Having Teenagers Is Weird

Allison Nazarian Bittersweet, Having Kids, Real Life

Before I had kids, I’d  heard all the stories. Everyone has them, and sometimes too many of them will share ’em with you. Lots of them. About childbirth, bottles vs. the breast, sleeping, pooping, bathing, feeding, Onesies…you name it, someone has a story (or 10) for you.

It can be scary in those early days, but everyone gets through it. We’re better for it. Stronger. Newly-wired to multi-task like no other sub-set of our human species. Able to exist on less sleep afterwards. We may even become so comfortable (and forgetful) that we have another one or two (one’s so much fun, let’s do this again!). Why not, we’re so good at this, right?

Years go by. Eventually, they begin to do more and more for themselves. Awesome, they feed themselves now! They make their way to a toilet and we don’t even have to know about it or care what comes out. They can be left alone, awake in a room without fear of swallowing small plastic or anything with an electrical current running through it. They sleep all night and sometimes even wake up in the morning after we do. As Anna Quindlen once wrote, they “miraculously go to the bathroom, zip up their jackets and move food from plate to mouth all by themselves.

Wow, this sure got easier, huh?

But then they become teenagers.

We think we are prepared. Nothing to this. At this point, we’re parenting pros.

But, well, it’s different. Deeper, somehow. The changes are internal, subtle. It’s more bittersweet than joyous. Introspective. Weird.

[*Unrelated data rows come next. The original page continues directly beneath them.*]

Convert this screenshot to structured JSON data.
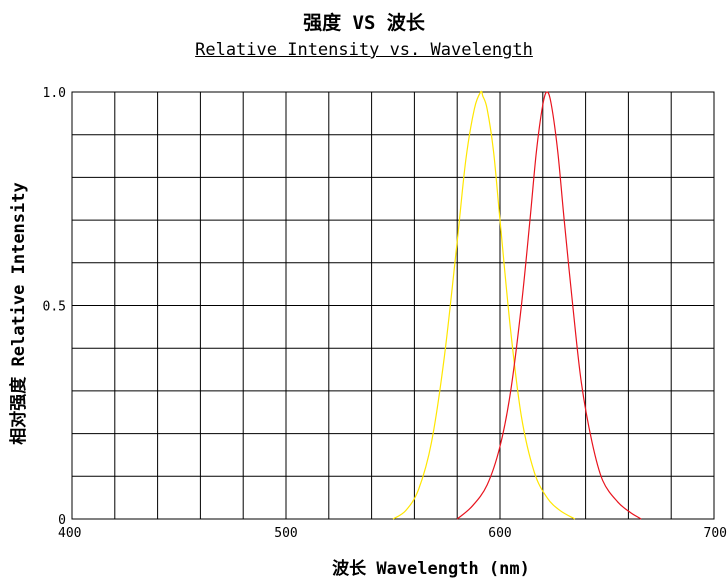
{
  "chart_data": {
    "type": "line",
    "title": "强度 VS 波长",
    "subtitle": "Relative Intensity vs. Wavelength",
    "xlabel": "波长  Wavelength (nm)",
    "ylabel": "相对强度  Relative Intensity",
    "xlim": [
      400,
      700
    ],
    "ylim": [
      0,
      1.0
    ],
    "x_ticks": [
      "400",
      "500",
      "600",
      "700"
    ],
    "y_ticks": [
      "0",
      "0.5",
      "1.0"
    ],
    "grid": true,
    "series": [
      {
        "color": "#ffe600",
        "x": [
          550,
          556,
          562,
          568,
          574,
          580,
          584,
          588,
          591,
          592,
          594,
          597,
          600,
          605,
          610,
          616,
          622,
          628,
          635
        ],
        "y": [
          0.0,
          0.02,
          0.07,
          0.18,
          0.38,
          0.65,
          0.84,
          0.96,
          1.0,
          0.99,
          0.96,
          0.86,
          0.7,
          0.44,
          0.24,
          0.11,
          0.05,
          0.02,
          0.0
        ]
      },
      {
        "color": "#e8141e",
        "x": [
          580,
          587,
          594,
          600,
          605,
          610,
          614,
          617,
          620,
          622,
          624,
          627,
          630,
          634,
          638,
          643,
          648,
          655,
          661,
          666
        ],
        "y": [
          0.0,
          0.03,
          0.08,
          0.17,
          0.3,
          0.5,
          0.7,
          0.86,
          0.97,
          1.0,
          0.97,
          0.86,
          0.7,
          0.5,
          0.32,
          0.18,
          0.09,
          0.04,
          0.015,
          0.0
        ]
      }
    ]
  }
}
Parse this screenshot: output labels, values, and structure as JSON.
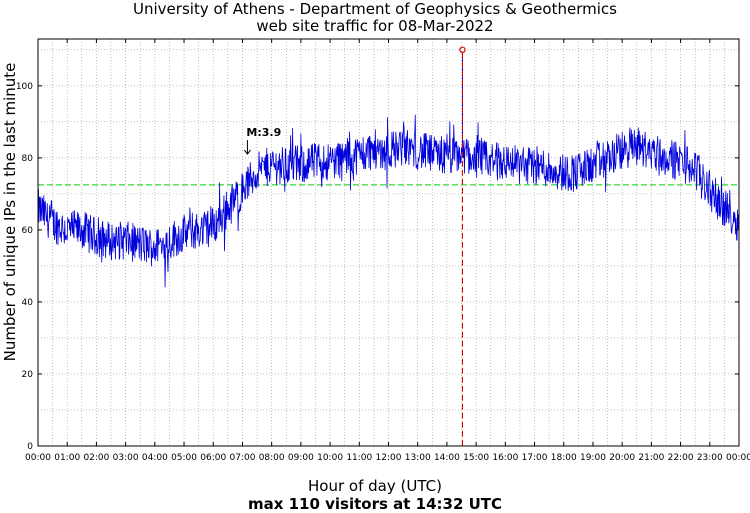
{
  "chart_data": {
    "type": "line",
    "title": "University of Athens - Department of Geophysics & Geothermics",
    "subtitle": "web site traffic for 08-Mar-2022",
    "xlabel": "Hour of day (UTC)",
    "ylabel": "Number of unique IPs in the last minute",
    "footer": "max 110 visitors at 14:32 UTC",
    "x_tick_labels": [
      "00:00",
      "01:00",
      "02:00",
      "03:00",
      "04:00",
      "05:00",
      "06:00",
      "07:00",
      "08:00",
      "09:00",
      "10:00",
      "11:00",
      "12:00",
      "13:00",
      "14:00",
      "15:00",
      "16:00",
      "17:00",
      "18:00",
      "19:00",
      "20:00",
      "21:00",
      "22:00",
      "23:00",
      "00:00"
    ],
    "y_ticks": [
      0,
      20,
      40,
      60,
      80,
      100
    ],
    "xlim": [
      0,
      24
    ],
    "ylim": [
      0,
      113
    ],
    "grid": true,
    "series": [
      {
        "color": "#0000dd",
        "x": [
          0,
          0.5,
          1,
          1.5,
          2,
          2.5,
          3,
          3.5,
          4,
          4.5,
          5,
          5.5,
          6,
          6.5,
          7,
          7.5,
          8,
          8.5,
          9,
          9.5,
          10,
          10.5,
          11,
          11.5,
          12,
          12.5,
          13,
          13.5,
          14,
          14.5,
          15,
          15.5,
          16,
          16.5,
          17,
          17.5,
          18,
          18.5,
          19,
          19.5,
          20,
          20.5,
          21,
          21.5,
          22,
          22.5,
          23,
          23.5,
          24
        ],
        "y": [
          66,
          62,
          60,
          60,
          58,
          57,
          57,
          56,
          55,
          57,
          59,
          60,
          61,
          66,
          71,
          76,
          78,
          78,
          78,
          79,
          79,
          80,
          81,
          82,
          82,
          83,
          82,
          81,
          80,
          81,
          80,
          79,
          79,
          78,
          78,
          77,
          76,
          76,
          78,
          80,
          82,
          83,
          82,
          80,
          79,
          77,
          71,
          66,
          62
        ]
      }
    ],
    "average_line": {
      "value": 72.5,
      "color": "#00cc00"
    },
    "max_marker": {
      "time": "14:32",
      "hour": 14.533,
      "value": 110,
      "color": "#dd0000"
    },
    "annotation": {
      "text": "M:3.9",
      "hour": 7.17,
      "value": 83
    }
  }
}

OMG I wasn’t ready for this.

I’m no different than the rest, though maybe I thought I was. I’ve been asked not to talk when friends are around the house or in the car with us. To not sing along with any music. To observe complete silence within 100 feet of the school or the car drop-off line. To not, under any circumstances, yell out any messages or reminders once the car door is open and school drop-off has begun. To not take pictures of them. Or of their friends. And the list goes on…

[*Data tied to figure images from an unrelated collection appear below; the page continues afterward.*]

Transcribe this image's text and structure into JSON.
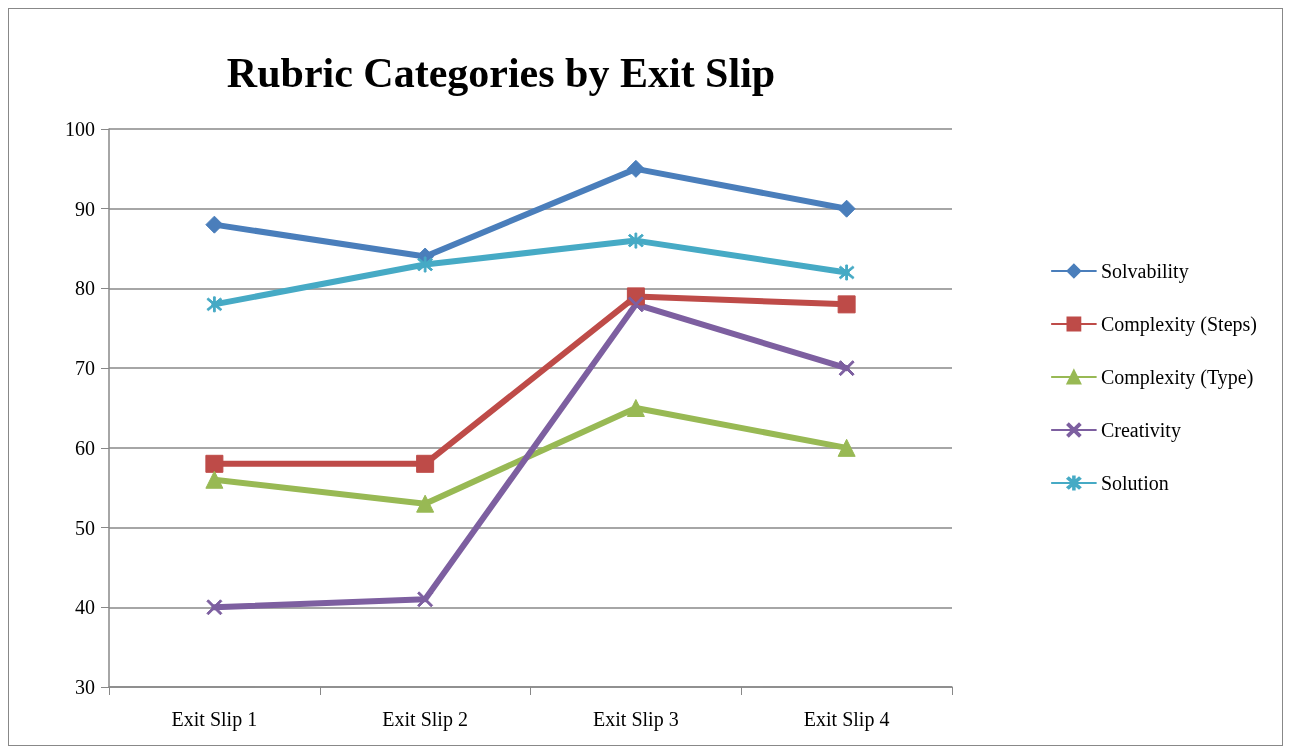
{
  "chart_data": {
    "type": "line",
    "title": "Rubric Categories by Exit Slip",
    "categories": [
      "Exit Slip 1",
      "Exit Slip 2",
      "Exit Slip 3",
      "Exit Slip 4"
    ],
    "series": [
      {
        "name": "Solvability",
        "color": "#4a7ebb",
        "marker": "diamond",
        "values": [
          88,
          84,
          95,
          90
        ]
      },
      {
        "name": "Complexity (Steps)",
        "color": "#be4b48",
        "marker": "square",
        "values": [
          58,
          58,
          79,
          78
        ]
      },
      {
        "name": "Complexity (Type)",
        "color": "#98b954",
        "marker": "triangle",
        "values": [
          56,
          53,
          65,
          60
        ]
      },
      {
        "name": "Creativity",
        "color": "#7d5fa0",
        "marker": "cross",
        "values": [
          40,
          41,
          78,
          70
        ]
      },
      {
        "name": "Solution",
        "color": "#46aac5",
        "marker": "star",
        "values": [
          78,
          83,
          86,
          82
        ]
      }
    ],
    "ylim": [
      30,
      100
    ],
    "yticks": [
      30,
      40,
      50,
      60,
      70,
      80,
      90,
      100
    ],
    "grid": "y",
    "legend": "right",
    "line_style": "solid"
  }
}
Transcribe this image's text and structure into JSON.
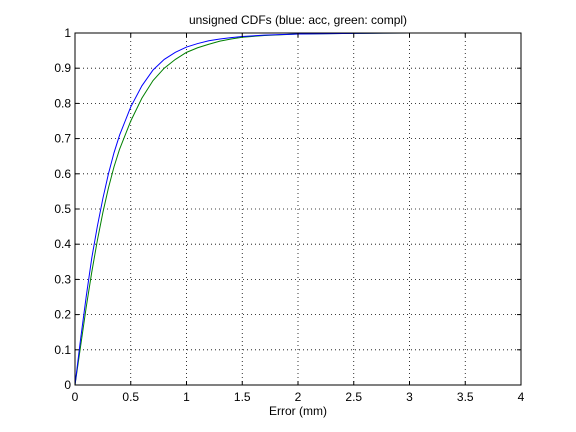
{
  "chart_data": {
    "type": "line",
    "title": "unsigned CDFs (blue: acc, green: compl)",
    "xlabel": "Error (mm)",
    "ylabel": "",
    "xlim": [
      0,
      4
    ],
    "ylim": [
      0,
      1
    ],
    "xticks": [
      0,
      0.5,
      1,
      1.5,
      2,
      2.5,
      3,
      3.5,
      4
    ],
    "xtick_labels": [
      "0",
      "0.5",
      "1",
      "1.5",
      "2",
      "2.5",
      "3",
      "3.5",
      "4"
    ],
    "yticks": [
      0,
      0.1,
      0.2,
      0.3,
      0.4,
      0.5,
      0.6,
      0.7,
      0.8,
      0.9,
      1
    ],
    "ytick_labels": [
      "0",
      "0.1",
      "0.2",
      "0.3",
      "0.4",
      "0.5",
      "0.6",
      "0.7",
      "0.8",
      "0.9",
      "1"
    ],
    "grid": true,
    "series": [
      {
        "color": "#0000ff",
        "x": [
          0,
          0.05,
          0.1,
          0.15,
          0.2,
          0.25,
          0.3,
          0.35,
          0.4,
          0.45,
          0.5,
          0.6,
          0.7,
          0.8,
          0.9,
          1.0,
          1.1,
          1.2,
          1.3,
          1.4,
          1.5,
          1.7,
          2.0,
          2.5,
          3.0,
          3.5,
          4.0
        ],
        "y": [
          0.0,
          0.13,
          0.25,
          0.36,
          0.45,
          0.53,
          0.6,
          0.66,
          0.71,
          0.75,
          0.79,
          0.85,
          0.895,
          0.925,
          0.945,
          0.96,
          0.97,
          0.978,
          0.983,
          0.987,
          0.99,
          0.994,
          0.997,
          0.999,
          1.0,
          1.0,
          1.0
        ]
      },
      {
        "color": "#008000",
        "x": [
          0,
          0.05,
          0.1,
          0.15,
          0.2,
          0.25,
          0.3,
          0.35,
          0.4,
          0.45,
          0.5,
          0.6,
          0.7,
          0.8,
          0.9,
          1.0,
          1.1,
          1.2,
          1.3,
          1.4,
          1.5,
          1.7,
          2.0,
          2.5,
          3.0,
          3.5,
          4.0
        ],
        "y": [
          0.0,
          0.11,
          0.22,
          0.32,
          0.41,
          0.49,
          0.56,
          0.62,
          0.67,
          0.71,
          0.75,
          0.815,
          0.865,
          0.9,
          0.925,
          0.945,
          0.958,
          0.968,
          0.977,
          0.983,
          0.988,
          0.993,
          0.997,
          0.999,
          1.0,
          1.0,
          1.0
        ]
      }
    ]
  }
}
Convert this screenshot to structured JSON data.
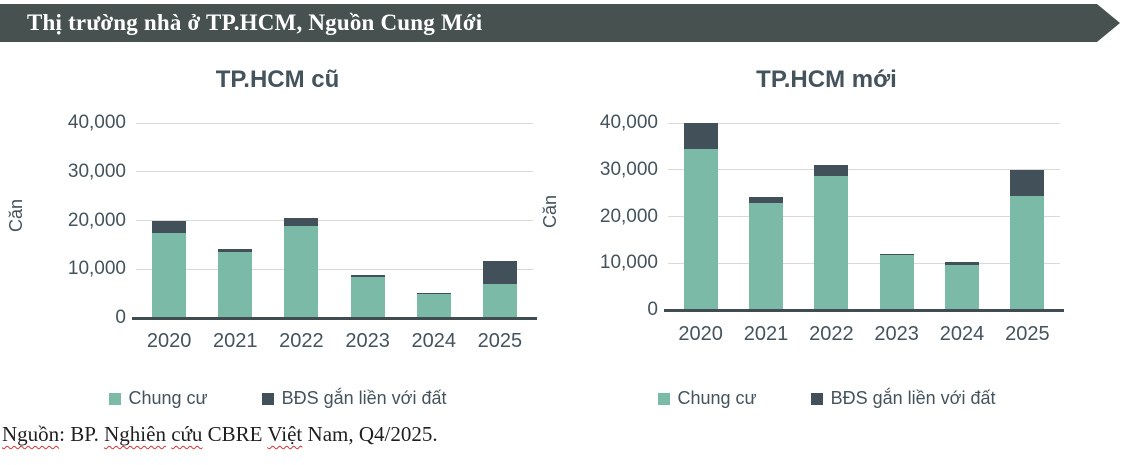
{
  "header": {
    "title": "Thị trường nhà ở TP.HCM, Nguồn Cung Mới"
  },
  "colors": {
    "banner": "#475250",
    "chung_cu": "#7cbaa8",
    "bds": "#42505a",
    "axis_text": "#45535c",
    "gridline": "#d9d9d9",
    "baseline": "#3f4d53",
    "spellcheck_red": "#d13438"
  },
  "footer": {
    "segments": [
      {
        "text": "Nguồn",
        "misspelled": true
      },
      {
        "text": ": BP. ",
        "misspelled": false
      },
      {
        "text": "Nghiên",
        "misspelled": true
      },
      {
        "text": " ",
        "misspelled": false
      },
      {
        "text": "cứu",
        "misspelled": true
      },
      {
        "text": " CBRE ",
        "misspelled": false
      },
      {
        "text": "Việt",
        "misspelled": true
      },
      {
        "text": " Nam, Q4/2025.",
        "misspelled": false
      }
    ]
  },
  "chart_data": [
    {
      "type": "bar",
      "stacked": true,
      "title": "TP.HCM cũ",
      "ylabel": "Căn",
      "xlabel": "",
      "ylim": [
        0,
        40000
      ],
      "yticks": [
        0,
        10000,
        20000,
        30000,
        40000
      ],
      "ytick_labels": [
        "0",
        "10,000",
        "20,000",
        "30,000",
        "40,000"
      ],
      "grid": true,
      "legend_position": "bottom",
      "categories": [
        "2020",
        "2021",
        "2022",
        "2023",
        "2024",
        "2025"
      ],
      "series": [
        {
          "name": "Chung cư",
          "color_key": "chung_cu",
          "values": [
            17400,
            13600,
            18900,
            8500,
            4900,
            6900
          ]
        },
        {
          "name": "BĐS gắn liền với đất",
          "color_key": "bds",
          "values": [
            2600,
            600,
            1600,
            300,
            300,
            4900
          ]
        }
      ],
      "totals": [
        20000,
        14200,
        20500,
        8800,
        5200,
        11800
      ]
    },
    {
      "type": "bar",
      "stacked": true,
      "title": "TP.HCM mới",
      "ylabel": "Căn",
      "xlabel": "",
      "ylim": [
        0,
        40000
      ],
      "yticks": [
        0,
        10000,
        20000,
        30000,
        40000
      ],
      "ytick_labels": [
        "0",
        "10,000",
        "20,000",
        "30,000",
        "40,000"
      ],
      "grid": true,
      "legend_position": "bottom",
      "categories": [
        "2020",
        "2021",
        "2022",
        "2023",
        "2024",
        "2025"
      ],
      "series": [
        {
          "name": "Chung cư",
          "color_key": "chung_cu",
          "values": [
            34500,
            22800,
            28600,
            11800,
            9600,
            24400
          ]
        },
        {
          "name": "BĐS gắn liền với đất",
          "color_key": "bds",
          "values": [
            5500,
            1400,
            2400,
            200,
            700,
            5600
          ]
        }
      ],
      "totals": [
        40000,
        24200,
        31000,
        12000,
        10300,
        30000
      ]
    }
  ]
}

They’d rather be hanging out with a friend than with me. That, I get. They’d rather be on Facebook or alone in their room than with me. That one, harder to swallow. They are both taller than I am. That, I expected. They sleep until noon on non-school days. That annoys me.

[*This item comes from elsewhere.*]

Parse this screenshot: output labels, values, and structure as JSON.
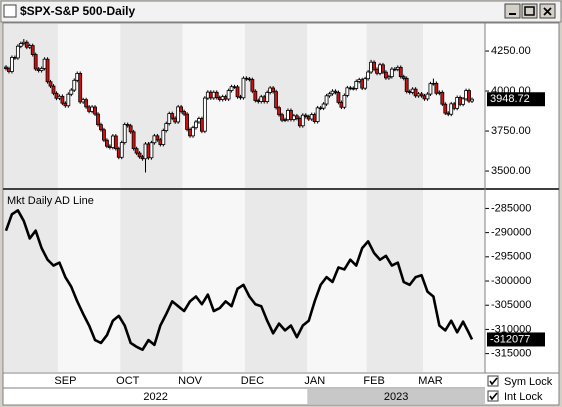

Instead of worrying about stepping on errant Legos, I stalk Facebook walls. They request enough bath and hygiene products for an army. I get shot down when I ask why this or what’s that for. We have more Mac cords and Kindle chargers and App Store logins than I can keep track of. I’m told regularly “We have nothing to eat in this house!” and suddenly no one much cares that I’d like them to eat more fruits and vegetables. A recent “shopping list” they left for me read something like this: “Diet Dr. Pepper, purple Doritos, Cheeze-its, roast beef, cantaloupe (if you want mom), icing.” (The latter was to have been eaten separately, alone and had no baking purpose. I did not buy it.)

These days, leaving them alone in their room is more scary than ever. They literally have access to the entire world (and the entire world to them) from that little box with a plug that allows them to talk, chat, “VC” (that’s Video Chat for you people so not in the know!), update on Life Profile and tumble (they go to Tumblr because all the parents are on Facebook). Thinking it is possible to be in control of a teenager at all times is a delusion.

All too suddenly, swallowing a plastic toy seems like a danger I can manage. Instant direct access to all of the world? Not so much.

I expected it, yes.

It’s normal, yes.

It isn’t personal, no.

I have an identity gives me meaning beyond my kids, yes. A rich one, as a matter of fact.

But it still hits me like a ton of bricks. Over and over again on some days.

When your child walks for the first time, the joy of just beginning is so pure and real. When your child begins to walk away for the first time, the realization of what’s to come, of how instantly things change and of how fast time really does move can be overwhelming.

Watching your kids grow up, really grow up, can take your breath away and break your heart all at once.